W. Denis Browne (d. 1927) counts as a new discovery for me. By his death, British music lost something fine. In addition to about half a dozen songs, four of which appear on this program, he also wrote music criticism, mainly to make ends meet, and he gave the British première of Berg's piano sonata. Clearly, this mind doesn't run along well-worn paths. His own idiom, in retrospect rather conservative, nevertheless shows signs of trying to stretch to its limits, and his ability to create unusual form (or echo the unusual forms of his texts) is nothing short of masterful. He also chooses his poems well: works by de la Mare, Ben Jonson, Henry Constable, and Richard Lovelace. This is a born songwriter. Unlike and Farrar and Kelly, in which the harmony dominates, Browne's songs give the impression that melody and harmony were born at the same time. For me, these are the best-crafted songs (if not the greatest) on the album.

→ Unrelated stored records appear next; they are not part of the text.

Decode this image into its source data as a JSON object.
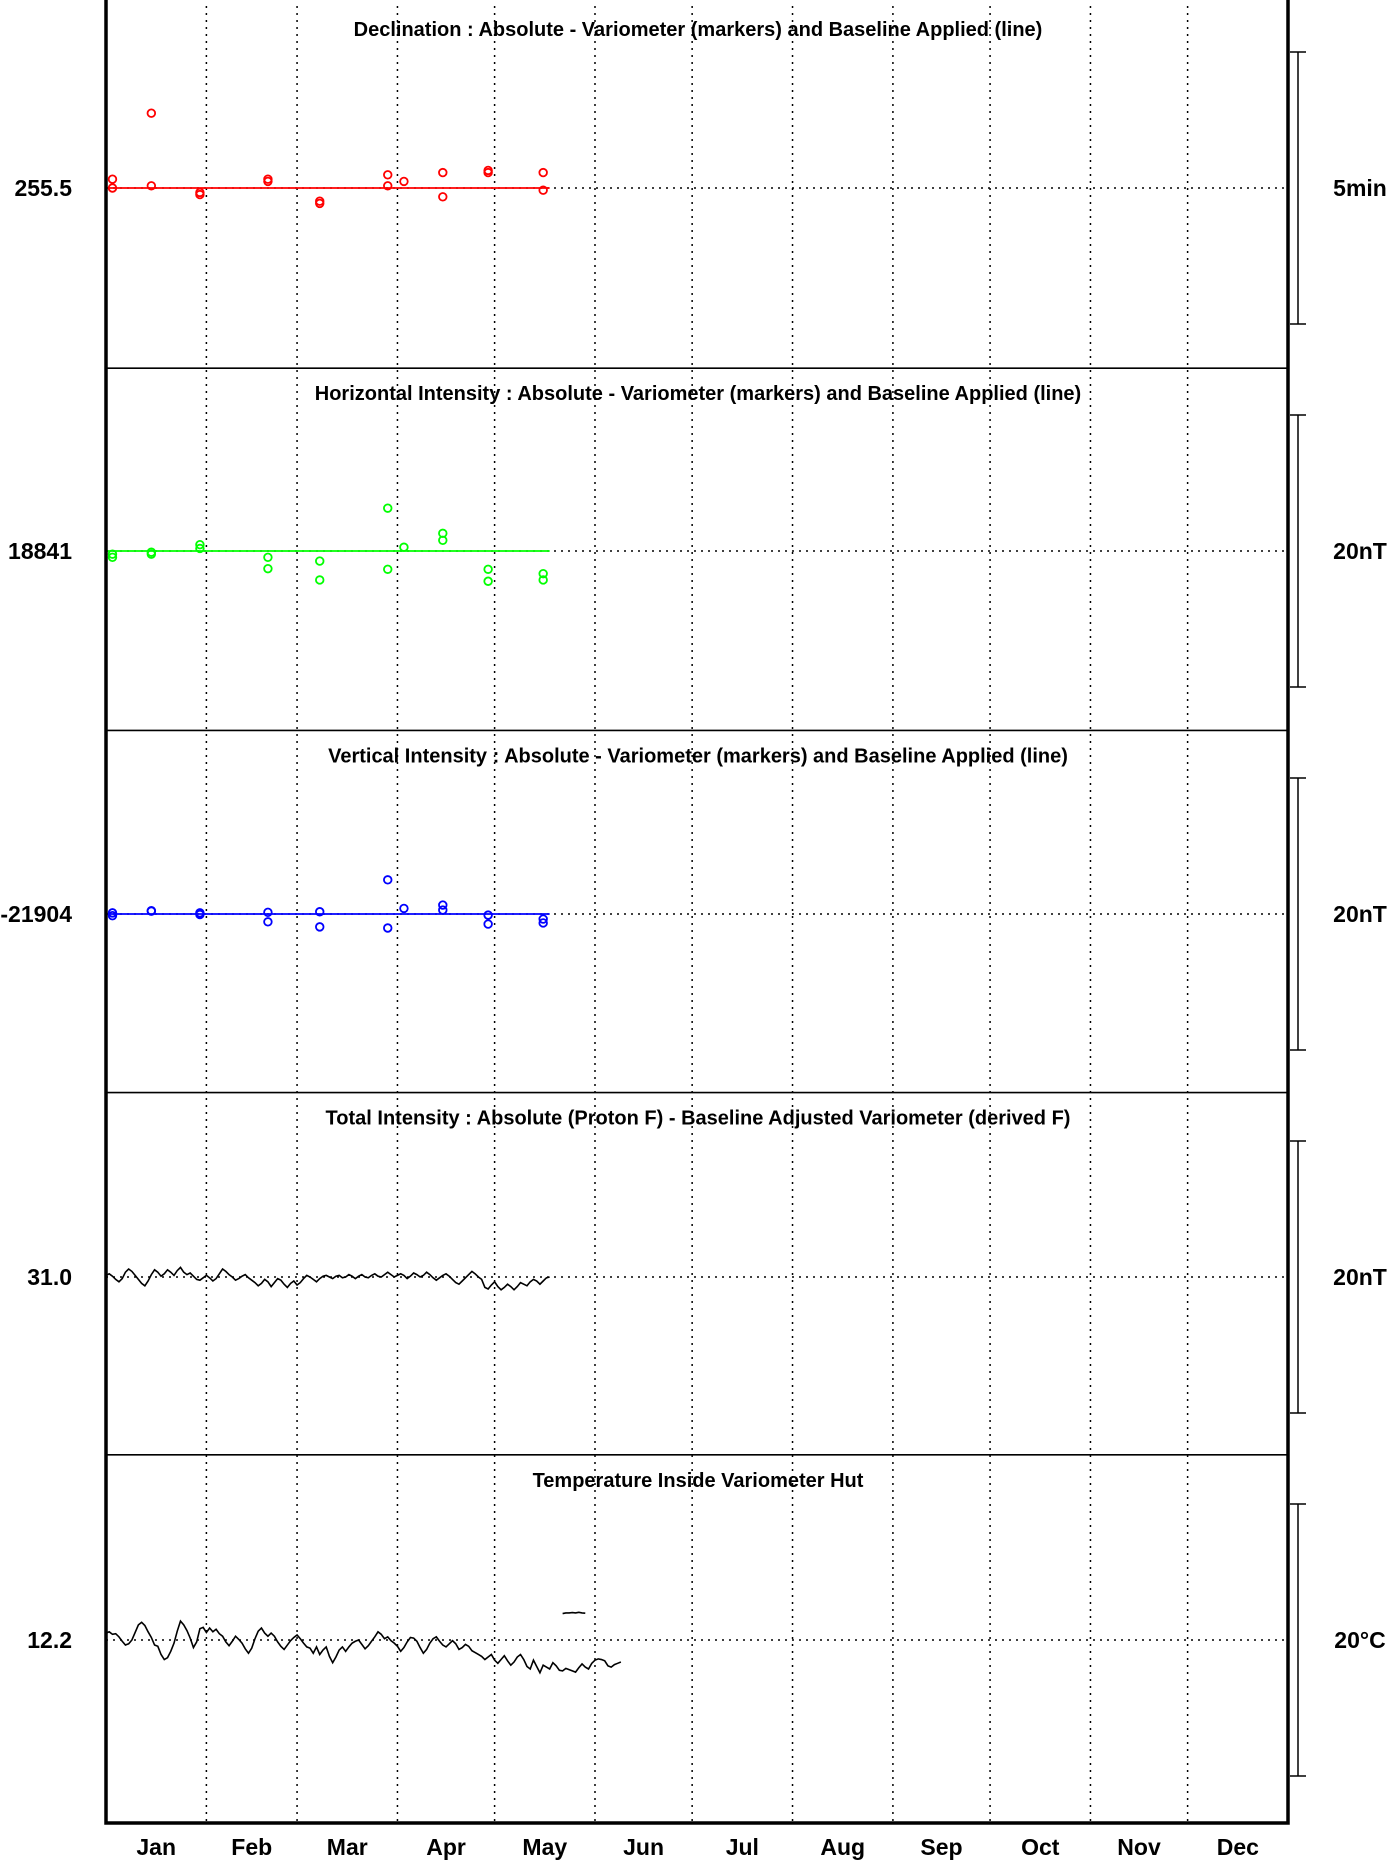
{
  "chart_data": {
    "type": "line",
    "xaxis": {
      "months": [
        "Jan",
        "Feb",
        "Mar",
        "Apr",
        "May",
        "Jun",
        "Jul",
        "Aug",
        "Sep",
        "Oct",
        "Nov",
        "Dec"
      ],
      "range_days": [
        0,
        365
      ],
      "grid": "dotted"
    },
    "panels": [
      {
        "id": "declination",
        "title": "Declination : Absolute - Variometer (markers) and Baseline Applied (line)",
        "baseline_label": "255.5",
        "scale_label": "5min",
        "color": "#ff0000",
        "baseline_days": [
          0,
          137
        ],
        "markers": [
          [
            2,
            2.0
          ],
          [
            2,
            0.0
          ],
          [
            14,
            0.5
          ],
          [
            14,
            17.0
          ],
          [
            29,
            -1.0
          ],
          [
            29,
            -1.5
          ],
          [
            50,
            2.0
          ],
          [
            50,
            1.5
          ],
          [
            66,
            -3.0
          ],
          [
            66,
            -3.5
          ],
          [
            87,
            3.0
          ],
          [
            87,
            0.5
          ],
          [
            92,
            1.5
          ],
          [
            104,
            3.5
          ],
          [
            104,
            -2.0
          ],
          [
            118,
            4.0
          ],
          [
            118,
            3.5
          ],
          [
            135,
            3.5
          ],
          [
            135,
            -0.5
          ]
        ]
      },
      {
        "id": "horizontal",
        "title": "Horizontal Intensity : Absolute - Variometer (markers) and Baseline Applied (line)",
        "baseline_label": "18841",
        "scale_label": "20nT",
        "color": "#00ff00",
        "baseline_days": [
          0,
          137
        ],
        "markers": [
          [
            2,
            -0.5
          ],
          [
            2,
            -1.0
          ],
          [
            14,
            -0.5
          ],
          [
            14,
            -0.2
          ],
          [
            29,
            1.0
          ],
          [
            29,
            0.4
          ],
          [
            50,
            -1.0
          ],
          [
            50,
            -2.8
          ],
          [
            66,
            -1.6
          ],
          [
            66,
            -4.6
          ],
          [
            87,
            6.8
          ],
          [
            87,
            -2.9
          ],
          [
            92,
            0.6
          ],
          [
            104,
            2.8
          ],
          [
            104,
            1.7
          ],
          [
            118,
            -2.9
          ],
          [
            118,
            -4.8
          ],
          [
            135,
            -3.6
          ],
          [
            135,
            -4.6
          ]
        ]
      },
      {
        "id": "vertical",
        "title": "Vertical Intensity : Absolute - Variometer (markers) and Baseline Applied (line)",
        "baseline_label": "-21904",
        "scale_label": "20nT",
        "color": "#0000ff",
        "baseline_days": [
          0,
          137
        ],
        "markers": [
          [
            2,
            0.2
          ],
          [
            2,
            -0.3
          ],
          [
            14,
            0.6
          ],
          [
            14,
            0.5
          ],
          [
            29,
            0.2
          ],
          [
            29,
            -0.1
          ],
          [
            50,
            0.3
          ],
          [
            50,
            -1.4
          ],
          [
            66,
            0.4
          ],
          [
            66,
            -2.3
          ],
          [
            87,
            6.1
          ],
          [
            87,
            -2.5
          ],
          [
            92,
            1.0
          ],
          [
            104,
            1.6
          ],
          [
            104,
            0.7
          ],
          [
            118,
            -0.2
          ],
          [
            118,
            -1.8
          ],
          [
            135,
            -0.9
          ],
          [
            135,
            -1.6
          ]
        ]
      },
      {
        "id": "total",
        "title": "Total Intensity : Absolute (Proton F) - Baseline Adjusted Variometer (derived F)",
        "baseline_label": "31.0",
        "scale_label": "20nT",
        "color": "#000000",
        "line_start_day": 0,
        "line": [
          0.2,
          0.4,
          0.1,
          -0.3,
          -0.6,
          -0.2,
          0.6,
          1.0,
          0.7,
          0.2,
          -0.3,
          -0.8,
          -1.1,
          -0.5,
          0.3,
          0.9,
          0.6,
          0.1,
          0.4,
          0.9,
          0.6,
          0.2,
          0.8,
          1.2,
          0.6,
          0.3,
          0.5,
          0.1,
          -0.3,
          -0.4,
          -0.1,
          0.2,
          -0.1,
          -0.5,
          -0.2,
          0.4,
          1.0,
          0.7,
          0.3,
          0.0,
          -0.4,
          -0.2,
          0.1,
          0.3,
          -0.1,
          -0.4,
          -0.7,
          -1.1,
          -0.8,
          -0.3,
          -0.6,
          -1.2,
          -0.7,
          -0.2,
          -0.4,
          -0.9,
          -1.3,
          -0.8,
          -0.5,
          -1.0,
          -0.7,
          -0.2,
          0.2,
          0.0,
          -0.3,
          -0.6,
          -0.2,
          0.1,
          0.2,
          0.0,
          -0.2,
          0.1,
          0.2,
          -0.1,
          0.0,
          0.3,
          0.1,
          -0.2,
          0.1,
          0.3,
          0.0,
          -0.1,
          0.2,
          0.4,
          0.1,
          0.0,
          0.3,
          0.6,
          0.3,
          0.0,
          0.2,
          0.4,
          0.2,
          -0.2,
          0.1,
          0.5,
          0.3,
          0.0,
          0.2,
          0.6,
          0.3,
          -0.1,
          -0.4,
          -0.1,
          0.2,
          0.4,
          0.1,
          -0.3,
          -0.7,
          -0.9,
          -0.5,
          -0.1,
          0.3,
          0.7,
          0.4,
          0.0,
          -0.3,
          -1.3,
          -1.5,
          -1.0,
          -0.6,
          -1.2,
          -1.6,
          -1.3,
          -0.9,
          -1.2,
          -1.6,
          -1.2,
          -0.7,
          -0.9,
          -1.1,
          -0.6,
          -0.3,
          -0.5,
          -0.9,
          -0.5,
          -0.1,
          0.0
        ]
      },
      {
        "id": "temperature",
        "title": "Temperature Inside Variometer Hut",
        "baseline_label": "12.2",
        "scale_label": "20°C",
        "color": "#000000",
        "line_start_day": 0,
        "line": [
          1.1,
          1.3,
          0.9,
          1.0,
          0.5,
          -0.2,
          -0.8,
          -0.6,
          0.0,
          1.2,
          2.4,
          2.8,
          2.3,
          1.3,
          0.4,
          -0.8,
          -1.0,
          -2.3,
          -3.1,
          -2.8,
          -1.8,
          -0.5,
          1.4,
          3.0,
          2.4,
          1.5,
          0.3,
          -1.2,
          -0.3,
          1.8,
          2.0,
          1.2,
          1.9,
          1.3,
          1.7,
          1.0,
          0.6,
          -0.3,
          -0.9,
          -0.2,
          0.6,
          0.1,
          -0.5,
          -1.4,
          -2.1,
          -1.3,
          0.2,
          1.4,
          1.9,
          1.1,
          0.6,
          1.1,
          0.6,
          -0.3,
          -1.0,
          -1.5,
          -0.8,
          -0.1,
          0.4,
          0.8,
          0.2,
          -0.5,
          -1.1,
          -1.3,
          -2.1,
          -1.1,
          -2.3,
          -1.6,
          -1.1,
          -2.6,
          -3.6,
          -2.7,
          -1.6,
          -1.1,
          -1.8,
          -1.1,
          -0.5,
          -0.2,
          0.0,
          -0.7,
          -1.4,
          -0.9,
          -0.2,
          0.5,
          1.3,
          0.9,
          0.2,
          0.5,
          -0.1,
          -0.5,
          -1.0,
          -1.8,
          -1.2,
          -0.3,
          0.4,
          0.3,
          -0.2,
          -1.2,
          -2.1,
          -1.5,
          -0.5,
          0.2,
          0.5,
          -0.2,
          -0.8,
          -1.1,
          -0.6,
          -0.1,
          -0.6,
          -1.5,
          -1.2,
          -0.7,
          -1.0,
          -1.7,
          -2.0,
          -2.3,
          -2.6,
          -3.1,
          -2.7,
          -2.3,
          -3.2,
          -3.7,
          -3.1,
          -2.5,
          -3.3,
          -4.0,
          -3.5,
          -2.7,
          -2.3,
          -3.1,
          -4.2,
          -4.6,
          -3.2,
          -4.2,
          -5.2,
          -4.0,
          -4.3,
          -4.6,
          -3.6,
          -4.1,
          -4.8,
          -4.9,
          -4.5,
          -4.7,
          -4.9,
          -5.1,
          -4.4,
          -3.8,
          -4.3,
          -4.6,
          -3.7,
          -3.2,
          -3.0,
          -3.1,
          -3.3,
          -4.1,
          -4.3,
          -3.9,
          -3.7,
          -3.5
        ],
        "line2_start_day": 141,
        "line2": [
          4.2,
          4.3,
          4.3,
          4.35,
          4.3,
          4.4,
          4.3,
          4.25
        ]
      }
    ]
  }
}
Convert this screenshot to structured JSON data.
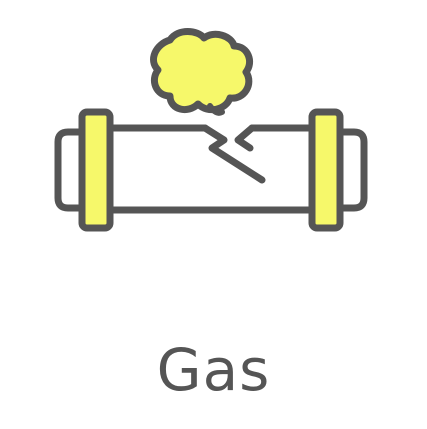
{
  "label": "Gas",
  "colors": {
    "outline": "#555555",
    "accent": "#F6F86A",
    "background": "#FFFFFF",
    "text": "#555555"
  },
  "icon": "gas-leak-pipe-icon"
}
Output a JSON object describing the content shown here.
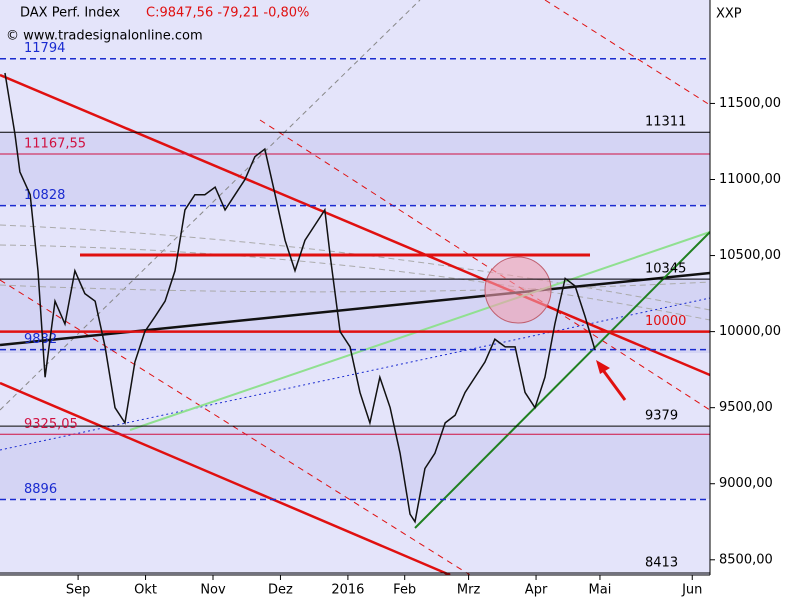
{
  "chart_data": {
    "type": "line",
    "title": "DAX Perf. Index",
    "subtitle": "C:9847,56 -79,21 -0,80%",
    "source": "© www.tradesignalonline.com",
    "y_label": "XXP",
    "xlim": [
      0,
      200
    ],
    "ylim": [
      8400,
      12180
    ],
    "xticks": [
      {
        "value": 22,
        "label": "Sep"
      },
      {
        "value": 41,
        "label": "Okt"
      },
      {
        "value": 60,
        "label": "Nov"
      },
      {
        "value": 79,
        "label": "Dez"
      },
      {
        "value": 98,
        "label": "2016"
      },
      {
        "value": 114,
        "label": "Feb"
      },
      {
        "value": 132,
        "label": "Mrz"
      },
      {
        "value": 151,
        "label": "Apr"
      },
      {
        "value": 169,
        "label": "Mai"
      },
      {
        "value": 195,
        "label": "Jun"
      }
    ],
    "yticks": [
      {
        "value": 8500,
        "label": "8500,00"
      },
      {
        "value": 9000,
        "label": "9000,00"
      },
      {
        "value": 9500,
        "label": "9500,00"
      },
      {
        "value": 10000,
        "label": "10000,00"
      },
      {
        "value": 10500,
        "label": "10500,00"
      },
      {
        "value": 11000,
        "label": "11000,00"
      },
      {
        "value": 11500,
        "label": "11500,00"
      }
    ],
    "levels": [
      {
        "value": 11794,
        "label": "11794",
        "color": "#1a2bd0",
        "style": "dashed",
        "side": "left"
      },
      {
        "value": 11311,
        "label": "11311",
        "color": "#000000",
        "style": "solid",
        "side": "right"
      },
      {
        "value": 11167.55,
        "label": "11167,55",
        "color": "#d01040",
        "style": "thin",
        "side": "left"
      },
      {
        "value": 10828,
        "label": "10828",
        "color": "#1a2bd0",
        "style": "dashed",
        "side": "left"
      },
      {
        "value": 10345,
        "label": "10345",
        "color": "#000000",
        "style": "solid",
        "side": "right"
      },
      {
        "value": 10000,
        "label": "10000",
        "color": "#e01010",
        "style": "thick",
        "side": "right"
      },
      {
        "value": 9882,
        "label": "9882",
        "color": "#1a2bd0",
        "style": "dashed",
        "side": "left"
      },
      {
        "value": 9379,
        "label": "9379",
        "color": "#000000",
        "style": "solid",
        "side": "right"
      },
      {
        "value": 9325.05,
        "label": "9325,05",
        "color": "#d01040",
        "style": "thin",
        "side": "left"
      },
      {
        "value": 8896,
        "label": "8896",
        "color": "#1a2bd0",
        "style": "dashed",
        "side": "left"
      },
      {
        "value": 8413,
        "label": "8413",
        "color": "#000000",
        "style": "solid",
        "side": "right"
      }
    ],
    "x": [
      1.4,
      4.2,
      5.6,
      8.5,
      10.7,
      12.7,
      15.5,
      18.3,
      21.1,
      23.9,
      26.8,
      29.6,
      32.4,
      35.2,
      38,
      40.8,
      43.7,
      46.5,
      49.3,
      52.1,
      54.9,
      57.7,
      60.6,
      63.4,
      66.2,
      69,
      71.8,
      74.6,
      77.5,
      80.3,
      83.1,
      85.9,
      88.7,
      91.5,
      93,
      95.8,
      98.6,
      101.4,
      104.2,
      107,
      109.9,
      112.7,
      115.5,
      116.9,
      119.7,
      122.5,
      125.4,
      128.2,
      131,
      133.8,
      136.6,
      139.4,
      142.3,
      145.1,
      147.9,
      150.7,
      153.5,
      156.3,
      159.2,
      162,
      164.8,
      167.6
    ],
    "series": [
      {
        "name": "DAX Perf. Index",
        "color": "#111111",
        "values": [
          11700,
          11300,
          11050,
          10900,
          10400,
          9700,
          10200,
          10050,
          10400,
          10250,
          10200,
          9900,
          9500,
          9400,
          9800,
          10000,
          10100,
          10200,
          10400,
          10800,
          10900,
          10900,
          10950,
          10800,
          10900,
          11000,
          11150,
          11200,
          10900,
          10600,
          10400,
          10600,
          10700,
          10800,
          10500,
          10000,
          9900,
          9600,
          9400,
          9700,
          9500,
          9200,
          8800,
          8750,
          9100,
          9200,
          9400,
          9450,
          9600,
          9700,
          9800,
          9950,
          9900,
          9900,
          9600,
          9500,
          9700,
          10050,
          10350,
          10300,
          10100,
          9880
        ]
      }
    ]
  }
}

Ivor Gurney's (committed 1932, d. 1947) work has appeared on many recordings. His early songs sound like his teacher Stanford, but there's a genuine power to them as well as a sensitivity to poetic rhythm not often found in Stanford. Gurney, however, hasn't the formal grasp of Stanford, although he is formally aggressive, and sometimes that blows up and sinks the song. Like Browne, he shows real perception in his choice of authors, and not always easy, "song-like" ones: Graves, Masefield, Yeats, Hardy, Herrick, as well as the usual Elizabethans. While he hasn't the compositional skill of Browne, he nevertheless comes up with songs of real genius. For me, his greatest is "Sleep," to words by John Fletcher, with a melody that reminds me of a Dowland ayre, though in a near-Warlock idiom. His setting of "To Violets" tames Herrick's willful meter to a natural reciter's rhythm. John Freeman's poem, "Last Hours," is free verse, which Gurney again shapes into a convincing song.
Finzi and Butterworth (d. 1931) get one song apiece. Finzi's "Only a man harrowing clods," text by his favorite Hardy, comes from an unfinished Requiem da camera. Finzi completed everything but the orchestration. Typically, he put it in a desk drawer and forgot about. It stayed there until after his death. The Requiem has since been orchestrated (by Philip Thomas) and is available on Chandos CHAN8997, along with choral works by Britten and Holst. Butterworth's "Requiescat" (words by Wilde) isn't his best song by a long shot, but it's not nothing and doesn't often get recorded. It's Butterworth without the folk influence, but one can see in the song why folk music attracted Butterworth in the first place: its directness, its affective economy, its clarity of idea.
Three of the best singers in Britain – Stephen Varcoe, Michael George, and Martyn Hill – split the honors. I've praised Varcoe before for his Grainger collection on Chandos, but all three share the same set of virtues: complete control over the singing line and phrase, clear and natural diction, the ability to crescendo and diminuendo from anywhere in the phrase, and the intelligence to do so at right place to make a genuine point. None of them, as far as I can tell, have big enough voices for opera, but I can't think of a current opera star who sings as well. Clifford Benson is known for his accompaniment of wonderful singers (he's recorded Finzi's Earth and Air and Rain with Varcoe) and for his participation in chamber music. He brings to all of his performances a sensitivity to musical line worthy of Chopin and Brahms. I'd love to hear him solo some time.
The sound is perfect for these forces.